Je ne crois pas du tout que les wikipédiens qui sont les piliers de wikipedia reconnaîtront jamais que leur truc ne vaut pas un clou. C'est leur oeuvre, ils en sont
fiers et ne sont pas du tout objectifs. Ceux qui sont lucides s'en vont.

en revanche c'est le public qui commence à s'apercevoir que wikipedia ne vaut rien car elle n'est absolument pas fiable. L'information dans les écoles et universités est faite : plus personne ne
croit que wikipedia puisse être d'une quelconque utilité pour les études. Les profs le savent et le disent à leurs élèves pour les mettre en garde. Seuls des collégiens bien peu formés peuvent
avoir encore l'illusion que wikipedia serait une encyclopédie. Mais les bons collégiens savent que ça n'est pas le cas, et au delà, en lycée et a fortiori dans le supérieur, elle ne fait plus
illusion. Elle s'est discréditée par trop d'erreurs, d'articles mauvais ou ridicules, de publications partisanes et autres choses indignes d'une encylopédie.

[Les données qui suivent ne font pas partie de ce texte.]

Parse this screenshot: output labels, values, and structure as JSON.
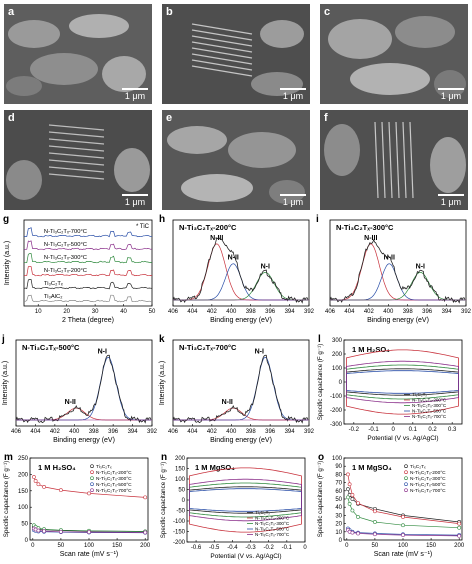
{
  "sem_panels": [
    {
      "label": "a",
      "scale": "1 μm"
    },
    {
      "label": "b",
      "scale": "1 μm"
    },
    {
      "label": "c",
      "scale": "1 μm"
    },
    {
      "label": "d",
      "scale": "1 μm"
    },
    {
      "label": "e",
      "scale": "1 μm"
    },
    {
      "label": "f",
      "scale": "1 μm"
    }
  ],
  "colors": {
    "black": "#222222",
    "red": "#c8323c",
    "blue": "#2a4fa8",
    "green": "#2f8a3e",
    "purple": "#8a2f8a",
    "gray": "#888888"
  },
  "chart_data": [
    {
      "panel": "g",
      "type": "line",
      "xlabel": "2 Theta (degree)",
      "ylabel": "Intensity (a.u.)",
      "xlim": [
        5,
        50
      ],
      "xticks": [
        10,
        20,
        30,
        40,
        50
      ],
      "legend_marker": "* TiC",
      "series": [
        {
          "name": "N-Ti₃C₂Tₓ-700°C",
          "color": "#2a4fa8"
        },
        {
          "name": "N-Ti₃C₂Tₓ-500°C",
          "color": "#8a2f8a"
        },
        {
          "name": "N-Ti₃C₂Tₓ-300°C",
          "color": "#2f8a3e"
        },
        {
          "name": "N-Ti₃C₂Tₓ-200°C",
          "color": "#c8323c"
        },
        {
          "name": "Ti₃C₂Tₓ",
          "color": "#222222"
        },
        {
          "name": "Ti₃AlC₂",
          "color": "#888888"
        }
      ]
    },
    {
      "panel": "h",
      "type": "line",
      "title": "N-Ti₃C₂Tₓ-200°C",
      "xlabel": "Binding energy (eV)",
      "xticks": [
        406,
        404,
        402,
        400,
        398,
        396,
        394,
        392
      ],
      "peaks": [
        {
          "label": "N-III",
          "x": 401.5
        },
        {
          "label": "N-II",
          "x": 399.8
        },
        {
          "label": "N-I",
          "x": 396.5
        }
      ]
    },
    {
      "panel": "i",
      "type": "line",
      "title": "N-Ti₃C₂Tₓ-300°C",
      "xlabel": "Binding energy (eV)",
      "xticks": [
        406,
        404,
        402,
        400,
        398,
        396,
        394,
        392
      ],
      "peaks": [
        {
          "label": "N-III",
          "x": 401.8
        },
        {
          "label": "N-II",
          "x": 399.9
        },
        {
          "label": "N-I",
          "x": 396.7
        }
      ]
    },
    {
      "panel": "j",
      "type": "line",
      "title": "N-Ti₃C₂Tₓ-500°C",
      "xlabel": "Binding energy (eV)",
      "ylabel": "Intensity (a.u.)",
      "xticks": [
        406,
        404,
        402,
        400,
        398,
        396,
        394,
        392
      ],
      "peaks": [
        {
          "label": "N-II",
          "x": 399.8
        },
        {
          "label": "N-I",
          "x": 396.5
        }
      ]
    },
    {
      "panel": "k",
      "type": "line",
      "title": "N-Ti₃C₂Tₓ-700°C",
      "xlabel": "Binding energy (eV)",
      "ylabel": "Intensity (a.u.)",
      "xticks": [
        406,
        404,
        402,
        400,
        398,
        396,
        394,
        392
      ],
      "peaks": [
        {
          "label": "N-II",
          "x": 399.8
        },
        {
          "label": "N-I",
          "x": 396.5
        }
      ]
    },
    {
      "panel": "l",
      "type": "line",
      "annotation": "1 M H₂SO₄",
      "xlabel": "Potential (V vs. Ag/AgCl)",
      "ylabel": "Specific capacitance (F g⁻¹)",
      "xlim": [
        -0.25,
        0.35
      ],
      "ylim": [
        -300,
        300
      ],
      "xticks": [
        -0.2,
        -0.1,
        0.0,
        0.1,
        0.2,
        0.3
      ],
      "yticks": [
        -300,
        -200,
        -100,
        0,
        100,
        200,
        300
      ],
      "legend": [
        "Ti₃C₂Tₓ",
        "N-Ti₃C₂Tₓ-200°C",
        "N-Ti₃C₂Tₓ-300°C",
        "N-Ti₃C₂Tₓ-500°C",
        "N-Ti₃C₂Tₓ-700°C"
      ]
    },
    {
      "panel": "m",
      "type": "line",
      "annotation": "1 M H₂SO₄",
      "xlabel": "Scan rate (mV s⁻¹)",
      "ylabel": "Specific capacitance (F g⁻¹)",
      "xlim": [
        -5,
        205
      ],
      "ylim": [
        0,
        250
      ],
      "xticks": [
        0,
        50,
        100,
        150,
        200
      ],
      "yticks": [
        0,
        50,
        100,
        150,
        200,
        250
      ],
      "x": [
        2,
        5,
        10,
        20,
        50,
        100,
        200
      ],
      "series": [
        {
          "name": "Ti₃C₂Tₓ",
          "color": "#222222",
          "values": [
            40,
            36,
            33,
            31,
            29,
            27,
            26
          ]
        },
        {
          "name": "N-Ti₃C₂Tₓ-200°C",
          "color": "#c8323c",
          "values": [
            192,
            180,
            170,
            162,
            152,
            142,
            130
          ]
        },
        {
          "name": "N-Ti₃C₂Tₓ-300°C",
          "color": "#2f8a3e",
          "values": [
            45,
            40,
            36,
            33,
            30,
            28,
            26
          ]
        },
        {
          "name": "N-Ti₃C₂Tₓ-500°C",
          "color": "#2a4fa8",
          "values": [
            30,
            28,
            26,
            25,
            24,
            23,
            22
          ]
        },
        {
          "name": "N-Ti₃C₂Tₓ-700°C",
          "color": "#8a2f8a",
          "values": [
            35,
            32,
            29,
            27,
            25,
            24,
            23
          ]
        }
      ],
      "legend": [
        "Ti₃C₂Tₓ",
        "N-Ti₃C₂Tₓ-200°C",
        "N-Ti₃C₂Tₓ-300°C",
        "N-Ti₃C₂Tₓ-500°C",
        "N-Ti₃C₂Tₓ-700°C"
      ]
    },
    {
      "panel": "n",
      "type": "line",
      "annotation": "1 M MgSO₄",
      "xlabel": "Potential (V vs. Ag/AgCl)",
      "ylabel": "Specific capacitance (F g⁻¹)",
      "xlim": [
        -0.65,
        0.0
      ],
      "ylim": [
        -200,
        200
      ],
      "xticks": [
        -0.6,
        -0.5,
        -0.4,
        -0.3,
        -0.2,
        -0.1,
        0.0
      ],
      "yticks": [
        -200,
        -150,
        -100,
        -50,
        0,
        50,
        100,
        150,
        200
      ],
      "legend": [
        "Ti₃C₂Tₓ",
        "N-Ti₃C₂Tₓ-200°C",
        "N-Ti₃C₂Tₓ-300°C",
        "N-Ti₃C₂Tₓ-500°C",
        "N-Ti₃C₂Tₓ-700°C"
      ]
    },
    {
      "panel": "o",
      "type": "line",
      "annotation": "1 M MgSO₄",
      "xlabel": "Scan rate (mV s⁻¹)",
      "ylabel": "Specific capacitance (F g⁻¹)",
      "xlim": [
        -5,
        205
      ],
      "ylim": [
        0,
        100
      ],
      "xticks": [
        0,
        50,
        100,
        150,
        200
      ],
      "yticks": [
        0,
        10,
        20,
        30,
        40,
        50,
        60,
        70,
        80,
        90,
        100
      ],
      "x": [
        2,
        5,
        10,
        20,
        50,
        100,
        200
      ],
      "series": [
        {
          "name": "Ti₃C₂Tₓ",
          "color": "#222222",
          "values": [
            62,
            55,
            50,
            44,
            38,
            30,
            22
          ]
        },
        {
          "name": "N-Ti₃C₂Tₓ-200°C",
          "color": "#c8323c",
          "values": [
            80,
            68,
            55,
            45,
            35,
            28,
            20
          ]
        },
        {
          "name": "N-Ti₃C₂Tₓ-300°C",
          "color": "#2f8a3e",
          "values": [
            52,
            44,
            36,
            28,
            22,
            18,
            15
          ]
        },
        {
          "name": "N-Ti₃C₂Tₓ-500°C",
          "color": "#2a4fa8",
          "values": [
            14,
            12,
            10,
            9,
            8,
            7,
            6
          ]
        },
        {
          "name": "N-Ti₃C₂Tₓ-700°C",
          "color": "#8a2f8a",
          "values": [
            12,
            10,
            9,
            8,
            7,
            6,
            5
          ]
        }
      ],
      "legend": [
        "Ti₃C₂Tₓ",
        "N-Ti₃C₂Tₓ-200°C",
        "N-Ti₃C₂Tₓ-300°C",
        "N-Ti₃C₂Tₓ-500°C",
        "N-Ti₃C₂Tₓ-700°C"
      ]
    }
  ]
}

Aujourd'hui, dans le monde de l'enseignement tout le monde le sait. Non seulement les professeurs, mais les élèves aussi, qui ont pu tester son inutilité et son manque de fiabilité. Passés 12 ans
plus personne ne considère wikipedia comme une encyclopédie. Et l'argument de la gratuité ne suffit pas pour transformer du plomb en or.


Vive les gros nichons 26/10/2008 13:22

Les wikipédiens viennent de dépasser les 500 "articles de qualité" (enfin ils les appellent comme ça). Il y a fort à parier que d'ici quelque temps ce nombre diminue fortement ! Quelle bande de crétins !voir ici : http://fr.wikipedia.org/wiki/Wikip%C3%A9dia:Articles_de_qualit%C3%A9

alithia 26/10/2008 17:19


Articles dits "de qualité", oui mais selon les critères de wikipedia, qui eux-mêmes, bien que pas trop exigeants, vont bientôt être convoqués pour rayer une bonne
partie de ces articles, leur qualité étant contestée par des wikipédiens à qui ces articles font honte.

De toute façon wikipedia fait plus grave que ces petits jeux, lorsqu'elle laisse passer des articles de propagande et pour parfaire la chose, les classe "de qualité".